The release, transport and absorption of drug molecules is essentially a mathematical mechanics problem.

Computational Laboratory

The team wishes to develop what they refer to as a “computational laboratory” – high-resolution computational fluid dynamics (CFD) models of the motion of intestinal fluids through the gut.

This framework will be applied to evaluate the relative timings of the caprate and biologics drug molecules arrivals at the intestinal lining to understand and maximize the impact of TPE molecules on drug absorption of biologics.

Engineers have been developing such fluid models for aerospace systems for decades. Similar research applied to human physiology and function is a central part of cardiovascular and pulmonary biomedical engineering research, but has not been as prominent in drug delivery development.

Testing Pharmaceuticals

“Most new drugs approved today are variants on old drugs. Part of what the FDA requires is testing to prove the rate of release of drug molecules is safe compared to an existing drug. This is done using benchtop testing devices. The most commonly used system quantifies the rate of drug dissolution within a beaker filled with liquid and a spinning impeller (paddlewheel),” Brasseur said.
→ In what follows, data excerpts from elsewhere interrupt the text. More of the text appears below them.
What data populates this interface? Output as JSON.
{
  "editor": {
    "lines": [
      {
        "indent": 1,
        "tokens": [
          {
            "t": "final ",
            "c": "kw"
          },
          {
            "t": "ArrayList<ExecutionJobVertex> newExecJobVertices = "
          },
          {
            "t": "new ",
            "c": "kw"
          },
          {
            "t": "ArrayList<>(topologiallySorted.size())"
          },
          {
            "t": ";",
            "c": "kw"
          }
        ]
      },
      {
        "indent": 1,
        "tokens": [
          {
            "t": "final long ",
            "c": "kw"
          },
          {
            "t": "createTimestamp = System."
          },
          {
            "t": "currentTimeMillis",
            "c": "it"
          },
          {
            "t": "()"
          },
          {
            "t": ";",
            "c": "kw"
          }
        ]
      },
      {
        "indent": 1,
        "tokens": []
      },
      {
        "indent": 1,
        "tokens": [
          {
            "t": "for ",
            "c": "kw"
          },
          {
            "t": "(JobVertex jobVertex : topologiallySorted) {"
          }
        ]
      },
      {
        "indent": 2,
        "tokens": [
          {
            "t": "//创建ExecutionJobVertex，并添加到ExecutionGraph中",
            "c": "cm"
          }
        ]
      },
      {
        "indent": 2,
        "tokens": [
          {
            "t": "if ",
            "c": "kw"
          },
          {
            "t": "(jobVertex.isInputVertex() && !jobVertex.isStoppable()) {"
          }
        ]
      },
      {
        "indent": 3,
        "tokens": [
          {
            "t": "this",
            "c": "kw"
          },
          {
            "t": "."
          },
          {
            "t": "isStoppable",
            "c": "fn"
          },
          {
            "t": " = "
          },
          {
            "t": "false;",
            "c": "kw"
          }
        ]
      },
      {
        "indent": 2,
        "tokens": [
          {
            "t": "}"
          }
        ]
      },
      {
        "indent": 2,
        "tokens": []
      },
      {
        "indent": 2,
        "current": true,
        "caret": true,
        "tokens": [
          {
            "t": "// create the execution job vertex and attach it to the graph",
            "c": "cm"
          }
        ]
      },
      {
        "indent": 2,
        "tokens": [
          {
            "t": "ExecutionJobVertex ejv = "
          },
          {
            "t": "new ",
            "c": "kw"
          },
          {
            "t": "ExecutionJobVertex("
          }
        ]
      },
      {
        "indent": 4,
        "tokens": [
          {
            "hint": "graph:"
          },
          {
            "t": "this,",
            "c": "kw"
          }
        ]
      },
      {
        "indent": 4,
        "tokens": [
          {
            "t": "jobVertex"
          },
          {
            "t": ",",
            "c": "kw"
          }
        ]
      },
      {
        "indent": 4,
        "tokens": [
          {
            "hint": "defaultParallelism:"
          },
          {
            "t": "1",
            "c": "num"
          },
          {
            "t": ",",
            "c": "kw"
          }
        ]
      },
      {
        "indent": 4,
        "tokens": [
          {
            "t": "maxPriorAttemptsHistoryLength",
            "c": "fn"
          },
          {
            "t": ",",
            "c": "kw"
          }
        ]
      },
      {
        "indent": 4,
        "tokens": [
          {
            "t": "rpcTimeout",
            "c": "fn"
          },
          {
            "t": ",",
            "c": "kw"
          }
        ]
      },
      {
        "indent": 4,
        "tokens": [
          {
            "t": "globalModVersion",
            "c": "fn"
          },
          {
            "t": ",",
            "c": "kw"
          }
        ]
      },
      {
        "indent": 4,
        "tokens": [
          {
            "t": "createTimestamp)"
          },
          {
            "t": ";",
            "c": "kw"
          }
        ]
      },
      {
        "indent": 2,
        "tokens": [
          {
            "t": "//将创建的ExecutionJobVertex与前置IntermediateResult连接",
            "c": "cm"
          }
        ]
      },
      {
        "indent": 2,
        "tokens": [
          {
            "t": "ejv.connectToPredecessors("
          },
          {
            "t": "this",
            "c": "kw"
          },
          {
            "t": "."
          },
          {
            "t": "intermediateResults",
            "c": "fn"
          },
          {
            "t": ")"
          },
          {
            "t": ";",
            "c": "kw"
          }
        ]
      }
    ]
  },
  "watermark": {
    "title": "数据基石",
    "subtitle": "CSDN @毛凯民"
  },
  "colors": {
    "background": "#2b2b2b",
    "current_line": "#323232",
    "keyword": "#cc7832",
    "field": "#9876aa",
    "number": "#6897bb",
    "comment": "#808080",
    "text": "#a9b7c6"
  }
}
The FDA needs data to show that the rate of dissolution of the new drug is sufficiently similar to the old one to be safe. This testing approach has been used for decades, but there is an obvious flaw: “The fluid flow dynamics in the device bears no relation to fluid dynamics in the intestinal tract,” Brasseur said.

Think of it this way: when making a strawberry smoothie, you mix the ingredients in a whirring blender until they’re uniform. If you instead simply ate the raw ingredients unblended, they are eventually digested in your stomach to a similar consistency as the smoothie in a blender, but no one would argue the process is the similar.

Drug Transport

Brasseur’s work will focus on the development of physiologically correct CFD models of the intestines, especially the impact of intestinal contractions on the movement of TPEs and biologics molecules.
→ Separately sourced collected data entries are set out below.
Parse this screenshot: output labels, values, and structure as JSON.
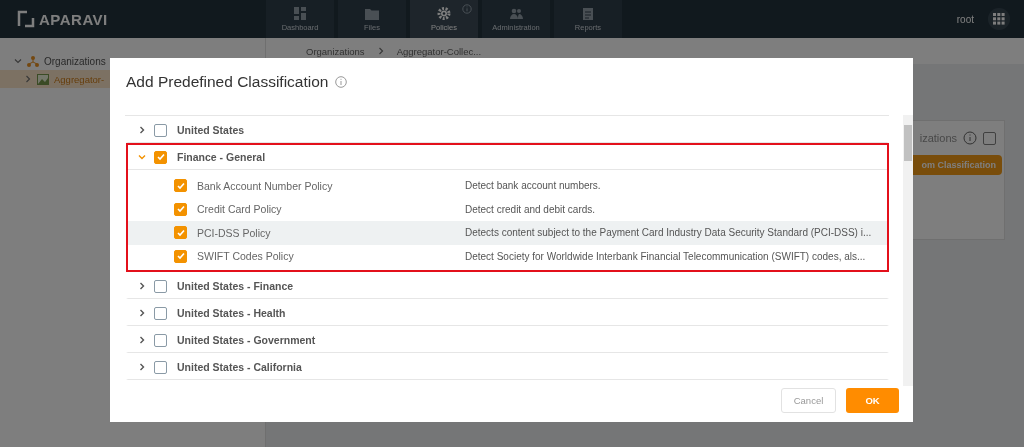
{
  "app": {
    "logo": "APARAVI",
    "user": "root"
  },
  "nav_tabs": [
    {
      "label": "Dashboard",
      "selected": false,
      "badge": false
    },
    {
      "label": "Files",
      "selected": false,
      "badge": false
    },
    {
      "label": "Policies",
      "selected": true,
      "badge": true
    },
    {
      "label": "Administration",
      "selected": false,
      "badge": false
    },
    {
      "label": "Reports",
      "selected": false,
      "badge": false
    }
  ],
  "sidebar": {
    "items": [
      {
        "label": "Organizations",
        "selected": false,
        "children": [
          {
            "label": "Aggregator-",
            "selected": true
          }
        ]
      }
    ]
  },
  "breadcrumb": [
    "Organizations",
    "Aggregator-Collec..."
  ],
  "background_panel": {
    "title": "izations",
    "checked": false,
    "button": "om Classification"
  },
  "dialog": {
    "title": "Add Predefined Classification",
    "groups": [
      {
        "label": "United States",
        "checked": false,
        "expanded": false,
        "outlined": false
      },
      {
        "label": "Finance - General",
        "checked": true,
        "expanded": true,
        "outlined": true,
        "children": [
          {
            "name": "Bank Account Number Policy",
            "description": "Detect bank account numbers.",
            "checked": true,
            "highlighted": false
          },
          {
            "name": "Credit Card Policy",
            "description": "Detect credit and debit cards.",
            "checked": true,
            "highlighted": false
          },
          {
            "name": "PCI-DSS Policy",
            "description": "Detects content subject to the Payment Card Industry Data Security Standard (PCI-DSS) i...",
            "checked": true,
            "highlighted": true
          },
          {
            "name": "SWIFT Codes Policy",
            "description": "Detect Society for Worldwide Interbank Financial Telecommunication (SWIFT) codes, als...",
            "checked": true,
            "highlighted": false
          }
        ]
      },
      {
        "label": "United States - Finance",
        "checked": false,
        "expanded": false,
        "outlined": false
      },
      {
        "label": "United States - Health",
        "checked": false,
        "expanded": false,
        "outlined": false
      },
      {
        "label": "United States - Government",
        "checked": false,
        "expanded": false,
        "outlined": false
      },
      {
        "label": "United States - California",
        "checked": false,
        "expanded": false,
        "outlined": false
      }
    ],
    "buttons": [
      {
        "label": "Cancel",
        "kind": "secondary"
      },
      {
        "label": "OK",
        "kind": "primary"
      }
    ]
  }
}
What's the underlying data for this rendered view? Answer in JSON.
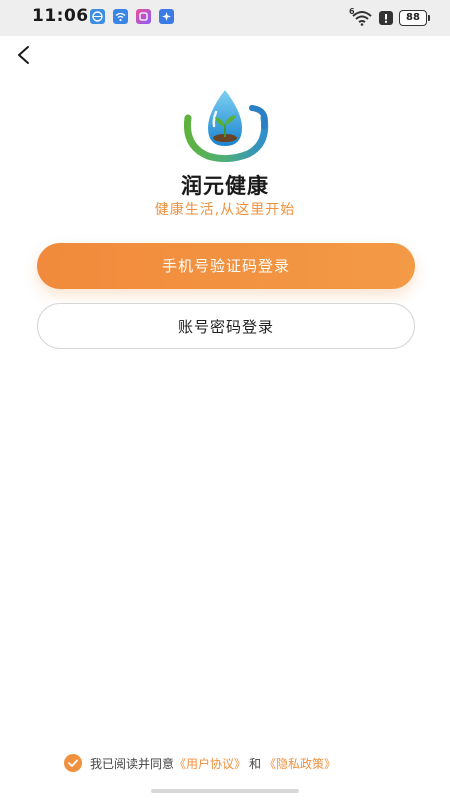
{
  "status_bar": {
    "time": "11:06",
    "signal_label": "6",
    "battery": "88",
    "notification_icons": [
      "browser-icon",
      "wifi-app-icon",
      "gallery-app-icon",
      "assistant-app-icon"
    ]
  },
  "header": {
    "back_icon": "chevron-left-icon"
  },
  "brand": {
    "logo_icon": "water-drop-seedling-logo",
    "app_name": "润元健康",
    "slogan": "健康生活,从这里开始"
  },
  "login": {
    "phone_code_button": "手机号验证码登录",
    "password_button": "账号密码登录"
  },
  "agreement": {
    "checked": true,
    "prefix": "我已阅读并同意",
    "user_agreement": "《用户协议》",
    "conjunction": "和",
    "privacy_policy": "《隐私政策》"
  },
  "colors": {
    "accent": "#f0913f",
    "primary_button": "#f18a3c",
    "status_bar_bg": "#eeeeee"
  }
}
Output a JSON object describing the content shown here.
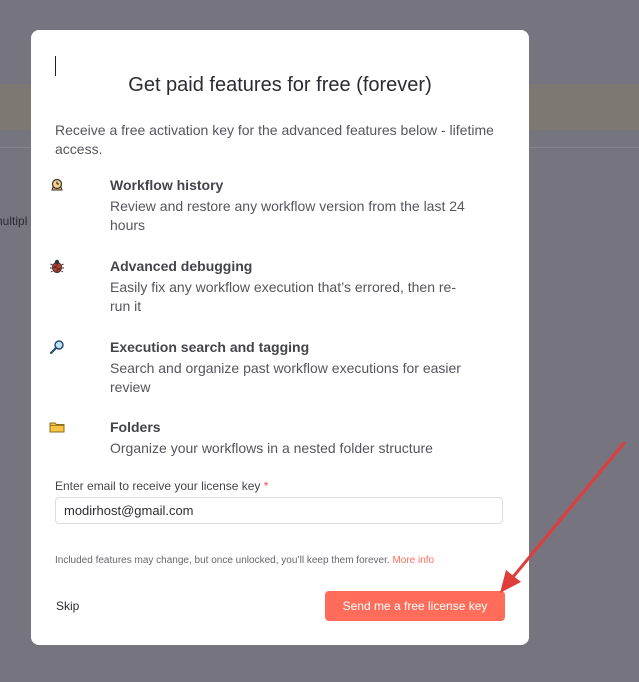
{
  "background": {
    "snippet": "nultipl"
  },
  "modal": {
    "title": "Get paid features for free (forever)",
    "intro": "Receive a free activation key for the advanced features below - lifetime access.",
    "features": [
      {
        "icon": "history-icon",
        "title": "Workflow history",
        "desc": "Review and restore any workflow version from the last 24 hours"
      },
      {
        "icon": "bug-icon",
        "title": "Advanced debugging",
        "desc": "Easily fix any workflow execution that’s errored, then re-run it"
      },
      {
        "icon": "magnifier-icon",
        "title": "Execution search and tagging",
        "desc": "Search and organize past workflow executions for easier review"
      },
      {
        "icon": "folder-icon",
        "title": "Folders",
        "desc": "Organize your workflows in a nested folder structure"
      }
    ],
    "email": {
      "label": "Enter email to receive your license key",
      "required_mark": "*",
      "value": "modirhost@gmail.com"
    },
    "note": {
      "text": "Included features may change, but once unlocked, you’ll keep them forever.",
      "link": "More info"
    },
    "skip_label": "Skip",
    "cta_label": "Send me a free license key"
  },
  "colors": {
    "accent": "#ff6d5a",
    "overlay": "#75747f",
    "annotation_arrow": "#e03c3c"
  }
}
These models will be paired with molecular dynamics models of the impact of TPEs on the intestinal epithelium and the transport of biologics molecules across the epithelium into the blood stream. It is no easy task, requiring computationally-expensive simulations with supercomputers.

Brasseur’s research in drug transport and absorption originated in a series of events during his postdoctoral research at Johns Hopkins University in the 1980s.
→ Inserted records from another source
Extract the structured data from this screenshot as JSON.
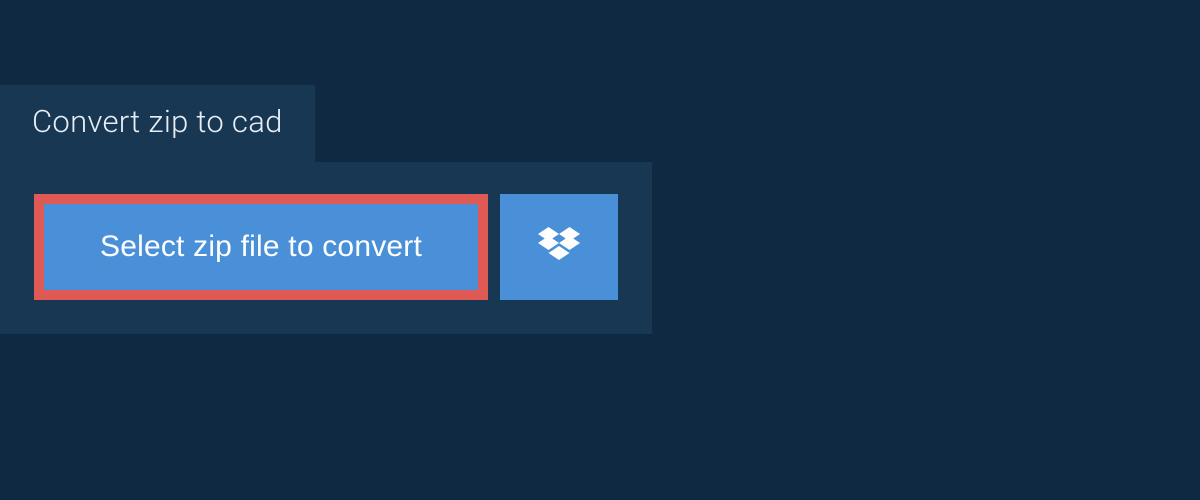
{
  "tab": {
    "title": "Convert zip to cad"
  },
  "upload": {
    "select_label": "Select zip file to convert"
  },
  "colors": {
    "bg": "#0f2942",
    "panel": "#173753",
    "button": "#4a90d9",
    "highlight_border": "#e05a55"
  }
}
“I was working in turbulence and fluid dynamics. My advisor was famous in that field, but also liked to dabble in different things. He would have meetings with medical researchers from Johns Hopkins Hospital who specialized in swallowing disorders. It had nothing to do with turbulence, but I was sitting in on these meetings and I got interested,” Brasseur said.

Before long, part of his own research evolved to focus on the physiology and mechanics of the gastrointestinal system, which eventually lead to research programs in gastro-intestinal pharmaceutics. The new research program with Uppsala University is in its early stage, but the hope is that this program will lead to major new discoveries and developments in the pharmaceutical science of biologics drug absorption.

“This is fundamental science. It could be a decade or two, but to develop a better understanding of the gastro-intestinal transport and oral absorption of biologics would be very exciting,” Brasseur said. “If we can make any advances at all in understanding how to design feasible oral delivery of biologics, it could have a huge impact.”